Stern ‘73 to be climate-change envoy
By Anya Perret, The Dartmouth Staff
Published on Tuesday, January 27, 2009
Secretary of State Hillary Clinton appointed Todd Stern '73 to be the U.S. special envoy for climate change on Monday morning. Stern will be the United States' primary representative in international climate negotiations.
"With the appointment today of a special envoy, we are sending an unequivocal message that the United States will be energetic, focused, strategic and serious about addressing global climate change and the corollary issue of clean energy," Clinton said in a State department press conference.
Earlier in the day, Obama ordered the Transportation Department to raise national fuel-efficiency standards on cars and light trucks as soon as possible. He also announced that he had told Environmental Protection Agency officials to reconsider states' applications for waivers to allow them to enact automobile greenhouse gas emission standards that exceed federal specifications. Waivers for California and 13 other states are pending. During the Bush administration, the EPA rejected 18 states' petitions to enact stricter standards.
Stern, in a Monday press conference, echoed Clinton's words about bringing new focus to climate change and renewable energy, and said he will strive to craft multilateral climate change solutions.
"A new day is dawning in the U.S. approach to climate change and clean energy," he said. "The time for denial, delay and dispute is over."
In order for the world to become energy independent, Stern said, the global economy will have to transition from high-carbon energy sources, including fossil fuels, to low-carbon energy sources, like solar and wind power.
He added that the United States should set a global example in developing renewable, environmentally friendly energy sources.
Stern has previously proposed creating global institutions to coordinate efforts to combat climate change.
He co-wrote a paper, published by the Center for American Progress in June 2007, that called for the formation of the "E-8" -- a theoretical organization to lead annual gatherings of developed and developing countries to address climate change.
"We need a way to break through the political fog and bureaucratic clutter to give global environmental issues the focused, top-level treatment they deserve," Stern wrote in the paper.
Stern currently serves as a Senior Fellow at the think tank American Progress, which researches climate change and environmental issues.

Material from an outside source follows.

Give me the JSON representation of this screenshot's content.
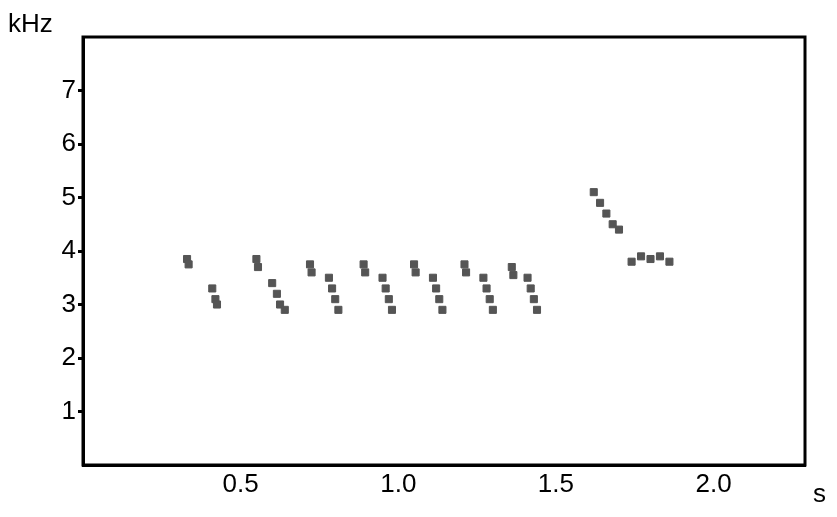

He is also a member of the Council on Foreign Relations and partner at the law firm Wilmer, Cutler, Pickering, Hale and Dorr, where he is vice chair of public policy and strategy practice.
During former President Bill Clinton's administration, Stern served as senior White House negotiator at the Kyoto and Buenos Aires climate negotiations, and White House staff secretary.
At Dartmouth, Stern majored in English modified with philosophy and participated in freshman tennis and an Upper Valley tutoring program, according to The Aegis. He graduated summa cum laude before attending Harvard Law School, where he also graduated with Honors.
The State Department did not return a request for comment.